Adalet Bakanı Abdulhamit Gül, "Klavye başına geçip sosyal medyada bana her gün tutuklama siparişi verenlere sesleniyorum: Türkiye Cumhuriyeti bir hukuk devletidir" dedi. Gül, açıklamalarının devamında, "Burada kanunlar, kurallar, usuller işler; hukuk işler. Bu işleyişi beğenmeyen gider itiraz hakkını kullanır ama yargıya parmak sallayamaz" ifadelerini kullandı.
Adalet Bakanı Abdulhamit Gül, Ankara Hakimevinde "5. Yılında İstinaf Mahkemeleri Değerlendirme Toplantısı"nda konuştu. Bakan Gül, "Türkiye Cumhuriyeti bir hukuk devletidir. Burada kanunlar işler, kurallar işler, usuller işler ve işlemeye de devam eder. Bu işleyişi beğenmeyen gider itiraz hakkını kullanır ama yargıya kimse parmak sallayamaz. Adalet Bakanından da bu işleyişe müdahale etmesini bekleyemez. Adalet Bakanının hakim, savcı cübbesi yoktur, görevim süresince o cübbeyi giymedim ve hiç kimse kusura bakmasın asla da giymeyeceğim" diye konuştu.
Hazırlıkları biten ve dün Cumhurbaşkanı ve AKP Genel Başkanı Recep Tayyip Erdoğan'a sunulan reform paketine de değinen Bakan Gül, "Cumhurbaşkanımızın liderliğinde reformları her alanda yapmayı sürdüreceğiz. Çünkü insan ve onuru her şeyin başındadır" diye konuştu.
Gül, bazı kararlar konusunda eleştirilerini şöyle dile getirdi:
“Yargının eksik, yanlış, hatalı kararı yok mu? Elbette vardır. Benim de eleştirdiğim onlarca, yüzlerce karar sayabilirim. Haklı ve doğru bulmadığım karar vardır. Bazı dosyalarda tutuklama gerekliyken buna başvurulmadığını görüyoruz. Bazılarındaysa tam tersi, kamu vicdanını yaralayıcı kararlara karşılaşıyoruz.

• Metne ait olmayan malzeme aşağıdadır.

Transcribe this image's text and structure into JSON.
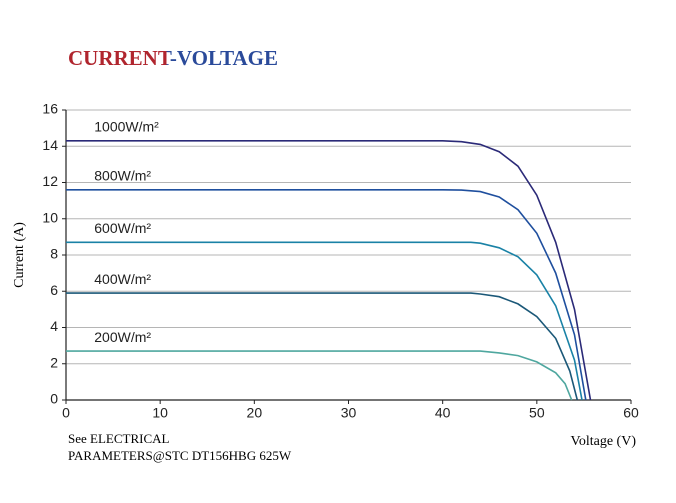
{
  "chart_data": {
    "type": "line",
    "title": "CURRENT-VOLTAGE",
    "xlabel": "Voltage (V)",
    "ylabel": "Current (A)",
    "note": [
      "See ELECTRICAL",
      "PARAMETERS@STC DT156HBG 625W"
    ],
    "xlim": [
      0,
      60
    ],
    "xticks": [
      0,
      10,
      20,
      30,
      40,
      50,
      60
    ],
    "ylim": [
      0,
      16
    ],
    "yticks": [
      0,
      2,
      4,
      6,
      8,
      10,
      12,
      14,
      16
    ],
    "grid": true,
    "series": [
      {
        "name": "1000W/m²",
        "color": "#2b2a78",
        "x": [
          0,
          10,
          20,
          30,
          40,
          42,
          44,
          46,
          48,
          50,
          52,
          54,
          55.7
        ],
        "values": [
          14.3,
          14.3,
          14.3,
          14.3,
          14.3,
          14.25,
          14.1,
          13.7,
          12.9,
          11.3,
          8.7,
          5.0,
          0
        ]
      },
      {
        "name": "800W/m²",
        "color": "#1f4f9e",
        "x": [
          0,
          10,
          20,
          30,
          40,
          42,
          44,
          46,
          48,
          50,
          52,
          54,
          55.2
        ],
        "values": [
          11.6,
          11.6,
          11.6,
          11.6,
          11.6,
          11.58,
          11.5,
          11.2,
          10.5,
          9.2,
          7.0,
          3.6,
          0
        ]
      },
      {
        "name": "600W/m²",
        "color": "#1a82a6",
        "x": [
          0,
          10,
          20,
          30,
          40,
          43,
          44,
          46,
          48,
          50,
          52,
          54,
          54.8
        ],
        "values": [
          8.7,
          8.7,
          8.7,
          8.7,
          8.7,
          8.7,
          8.65,
          8.4,
          7.9,
          6.9,
          5.2,
          2.2,
          0
        ]
      },
      {
        "name": "400W/m²",
        "color": "#1b5878",
        "x": [
          0,
          10,
          20,
          30,
          40,
          43,
          44,
          46,
          48,
          50,
          52,
          53.5,
          54.3
        ],
        "values": [
          5.9,
          5.9,
          5.9,
          5.9,
          5.9,
          5.9,
          5.85,
          5.7,
          5.3,
          4.6,
          3.4,
          1.6,
          0
        ]
      },
      {
        "name": "200W/m²",
        "color": "#4fa79f",
        "x": [
          0,
          10,
          20,
          30,
          40,
          43,
          44,
          46,
          48,
          50,
          52,
          53,
          53.7
        ],
        "values": [
          2.7,
          2.7,
          2.7,
          2.7,
          2.7,
          2.7,
          2.7,
          2.6,
          2.45,
          2.1,
          1.5,
          0.9,
          0
        ]
      }
    ]
  }
}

Kaynar kazan döküyor serbest kalıyor, süt kazanına giriyor tutuklanıyor. Hatalı bulduğumuz kararlar elbette var.”
“2 yıla kadar hapis gerektiren suçlarda tutuklama yasak”

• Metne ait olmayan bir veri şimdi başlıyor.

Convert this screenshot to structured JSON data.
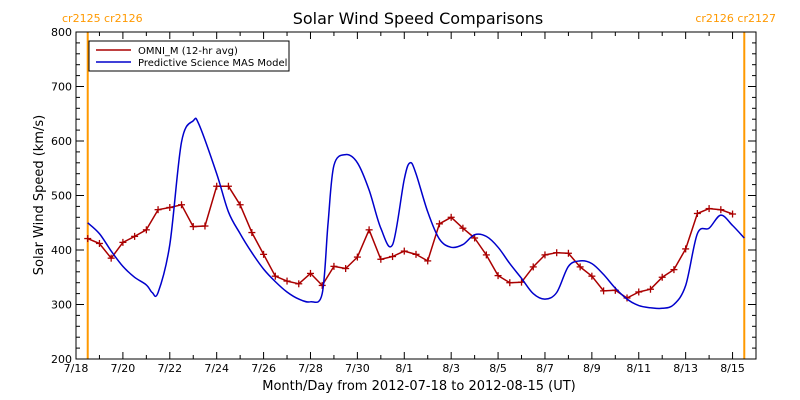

Gül, konuşmasında şu ifadeleri kullandı:
"İki yıla kadar hapis cezası gerektiren bir suçta tutuklamanın yasak olduğunu hepimiz biliyoruz. Hakaret suçu da bu yasak kapsamındadır. Konunun teknik ayrıntılarına yabancı olan vatandaşlarımızın tepkisini anlayışla karşılarız. Hatta bu tür tepkiler, mevcut kuralların gözden geçirilmesi yönünde bir toplumsal talep olarak okunabilir. Ancak bu tür değerlendirmelere bazen teknik uzmanlığını varsaydığımız kişilerin de iştiraki düşündürücüdür. Yargıyı kanunları uyguladığı için suçlamak, eleştirmek insaflıca değildir. Yargı kimsenin sıfatına bakmaz, kanun önünde herkes eşittir. Yüce Meclis kişiye, olaya özgü kanun çıkarmıyor. İster yürütmede, ister yargıda görev üstlenmiş olalım, hepimiz yasa tenfiz memurlarıyız."